The long answer is that Batman wants justice for the destruction of Metropolis in Zack Snyder’s previous film. The short answer to that is that “Zack Snyder wants them to.” The reason for that is because Frank Miller had them fight in one of the most famous graphic novels of all time.
I like that the first question isn’t who would win, its “why would they fight?” Even having never seen the two interact at all, people must understand that Batman and Superman wouldn’t fight each other. They’re on the side of justice, what is there to fight about? Bruce Timm was wise enough to know during the initial stages of Justice League that DC heroes don’t fight each other. They do, but because of mind control/magic/charity and not for bragging rights. DC heroes are meant to be the classic do-gooders of old, united in the fight against evil and quick to join together to win that fight.
That can bore readers though, for the simple reason that they want to know who is more powerful: Superman or the Flash? Green Lantern or Aquaman? The fight between a hero and villain will end rather predictably, but two heroes fighting has an uncertainty factor. Its unlikely that they’ll die, but even that isn’t for sure. Even if both walk away, there is interest in seeing who wins or how uneven the tie is.
In recent times, it has become more commonplace for heroes to fight each other. I can’t say with any certainty that readers are as enamored with it as they used to be, I myself would like to see Superman trounce Batman on March 25th. Mainly because its most logical for him to win and so every story has had Batman win to subvert that. Keeping that in mind, it makes total sense to subvert the new expectation and have Superman win since people now expect Batman to.
However, with increased crossover potential sown and cultivated heroes meet for the first time and often fight. Why? For one, to demonstrate for the audience that Iron Man can fight Thor, that the Black Widow can hold her own against the Hulk, ect. For two heroes to exist alongside each other it must be known that their strength and powers are not diminished or out of proportion.
For another reason, it’s a punching contest. Since superheroes are a juvenile power fantasy (in a good way), they’re constructed in such a way that in their own realms they are the top dog. Introduce someone potentially more powerful and a fight between the two for supremacy is bound to happen.
It makes for good drama and in a really violently symbolic way is a remedy for strained friendships or catharsis for personal woes, like between two people in real life. Fighting often doesn’t solve problems in and of itself, but sometimes by the end people think with clearer heads and a reaffirmation of their bond.

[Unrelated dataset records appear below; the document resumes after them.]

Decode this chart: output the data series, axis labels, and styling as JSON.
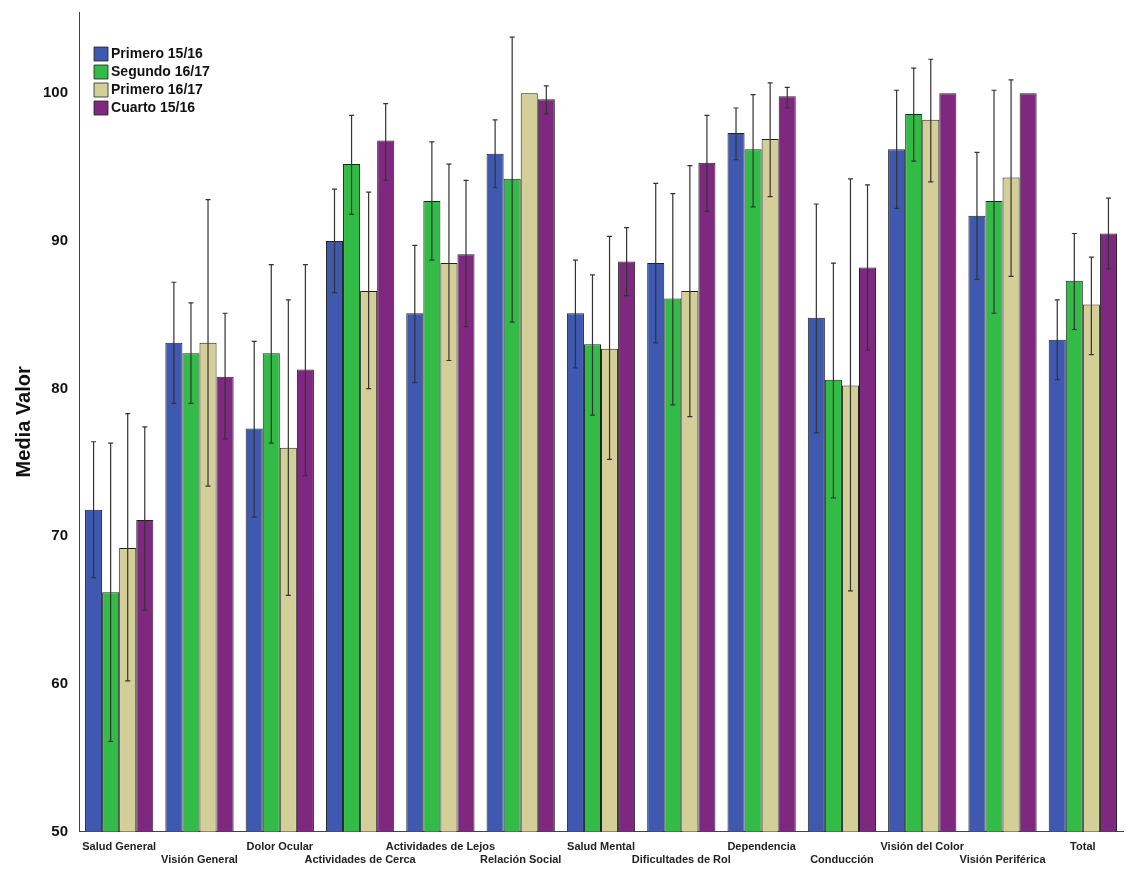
{
  "chart_data": {
    "type": "bar",
    "ylabel": "Media Valor",
    "categories": [
      "Salud General",
      "Visión General",
      "Dolor Ocular",
      "Actividades de Cerca",
      "Actividades de Lejos",
      "Relación Social",
      "Salud Mental",
      "Dificultades de Rol",
      "Dependencia",
      "Conducción",
      "Visión del Color",
      "Visión Periférica",
      "Total"
    ],
    "series": [
      {
        "name": "Primero 15/16",
        "color": "#3f58b0",
        "values": [
          71.8,
          83.1,
          77.3,
          90.0,
          85.1,
          95.9,
          85.1,
          88.5,
          97.3,
          84.8,
          96.2,
          91.7,
          83.3
        ],
        "errors": [
          [
            67.2,
            76.4
          ],
          [
            79.0,
            87.2
          ],
          [
            71.3,
            83.2
          ],
          [
            86.5,
            93.5
          ],
          [
            80.4,
            89.7
          ],
          [
            93.6,
            98.2
          ],
          [
            81.4,
            88.7
          ],
          [
            83.1,
            93.9
          ],
          [
            95.5,
            99.0
          ],
          [
            77.0,
            92.5
          ],
          [
            92.2,
            100.2
          ],
          [
            87.4,
            96.0
          ],
          [
            80.6,
            86.0
          ]
        ]
      },
      {
        "name": "Segundo 16/17",
        "color": "#33bb48",
        "values": [
          66.2,
          82.4,
          82.4,
          95.2,
          92.7,
          94.2,
          83.0,
          86.1,
          96.2,
          80.6,
          98.6,
          92.7,
          87.3
        ],
        "errors": [
          [
            56.1,
            76.3
          ],
          [
            79.0,
            85.8
          ],
          [
            76.3,
            88.4
          ],
          [
            91.8,
            98.5
          ],
          [
            88.7,
            96.7
          ],
          [
            84.5,
            103.8
          ],
          [
            78.2,
            87.7
          ],
          [
            78.9,
            93.2
          ],
          [
            92.3,
            99.9
          ],
          [
            72.6,
            88.5
          ],
          [
            95.4,
            101.7
          ],
          [
            85.1,
            100.2
          ],
          [
            84.0,
            90.5
          ]
        ]
      },
      {
        "name": "Primero 16/17",
        "color": "#d4cf98",
        "values": [
          69.2,
          83.1,
          76.0,
          86.6,
          88.5,
          100.0,
          82.7,
          86.6,
          96.9,
          80.2,
          98.2,
          94.3,
          85.7
        ],
        "errors": [
          [
            60.2,
            78.3
          ],
          [
            73.4,
            92.8
          ],
          [
            66.0,
            86.0
          ],
          [
            80.0,
            93.3
          ],
          [
            81.9,
            95.2
          ],
          null,
          [
            75.2,
            90.3
          ],
          [
            78.1,
            95.1
          ],
          [
            93.0,
            100.7
          ],
          [
            66.3,
            94.2
          ],
          [
            94.0,
            102.3
          ],
          [
            87.6,
            100.9
          ],
          [
            82.3,
            88.9
          ]
        ]
      },
      {
        "name": "Cuarto 15/16",
        "color": "#7e2880",
        "values": [
          71.1,
          80.8,
          81.3,
          96.8,
          89.1,
          99.6,
          88.6,
          95.3,
          99.8,
          88.2,
          100.0,
          100.0,
          90.5
        ],
        "errors": [
          [
            65.0,
            77.4
          ],
          [
            76.6,
            85.1
          ],
          [
            74.1,
            88.4
          ],
          [
            94.1,
            99.3
          ],
          [
            84.2,
            94.1
          ],
          [
            98.6,
            100.5
          ],
          [
            86.3,
            90.9
          ],
          [
            92.0,
            98.5
          ],
          [
            99.0,
            100.4
          ],
          [
            82.6,
            93.8
          ],
          null,
          null,
          [
            88.1,
            92.9
          ]
        ]
      }
    ],
    "ylim": [
      50,
      105.5
    ],
    "yticks": [
      50,
      60,
      70,
      80,
      90,
      100
    ],
    "grid": false,
    "legend": "top left"
  }
}
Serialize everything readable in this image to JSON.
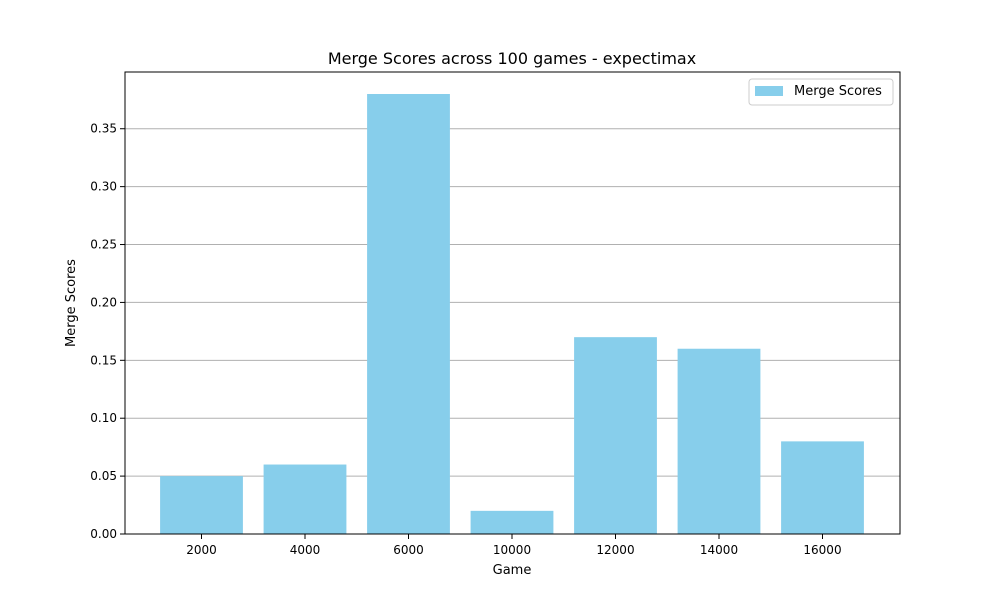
{
  "chart_data": {
    "type": "bar",
    "title": "Merge Scores across 100 games - expectimax",
    "xlabel": "Game",
    "ylabel": "Merge Scores",
    "categories": [
      "2000",
      "4000",
      "6000",
      "10000",
      "12000",
      "14000",
      "16000"
    ],
    "series": [
      {
        "name": "Merge Scores",
        "values": [
          0.05,
          0.06,
          0.38,
          0.02,
          0.17,
          0.16,
          0.08
        ],
        "color": "#87ceeb"
      }
    ],
    "ylim": [
      0,
      0.399
    ],
    "yticks": [
      0.0,
      0.05,
      0.1,
      0.15,
      0.2,
      0.25,
      0.3,
      0.35
    ],
    "ytick_labels": [
      "0.00",
      "0.05",
      "0.10",
      "0.15",
      "0.20",
      "0.25",
      "0.30",
      "0.35"
    ],
    "grid": "horizontal",
    "legend_position": "top-right"
  }
}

For evidence of this in the cinematic variety, we can look to Batman and Superman for this. Yes, they’ll fight. Yes, it may look spectacular while its happening. By the end, no matter who wins or loses the two will join the Justice League together. They may not be “friends” like they were before Frank Miller dashed that relationship to pieces, but they’ll be allies working towards a common goal.
Superheroes fight for the same reasons regular people fight. They fight because they can and talking won’t be an option for the foreseeable future.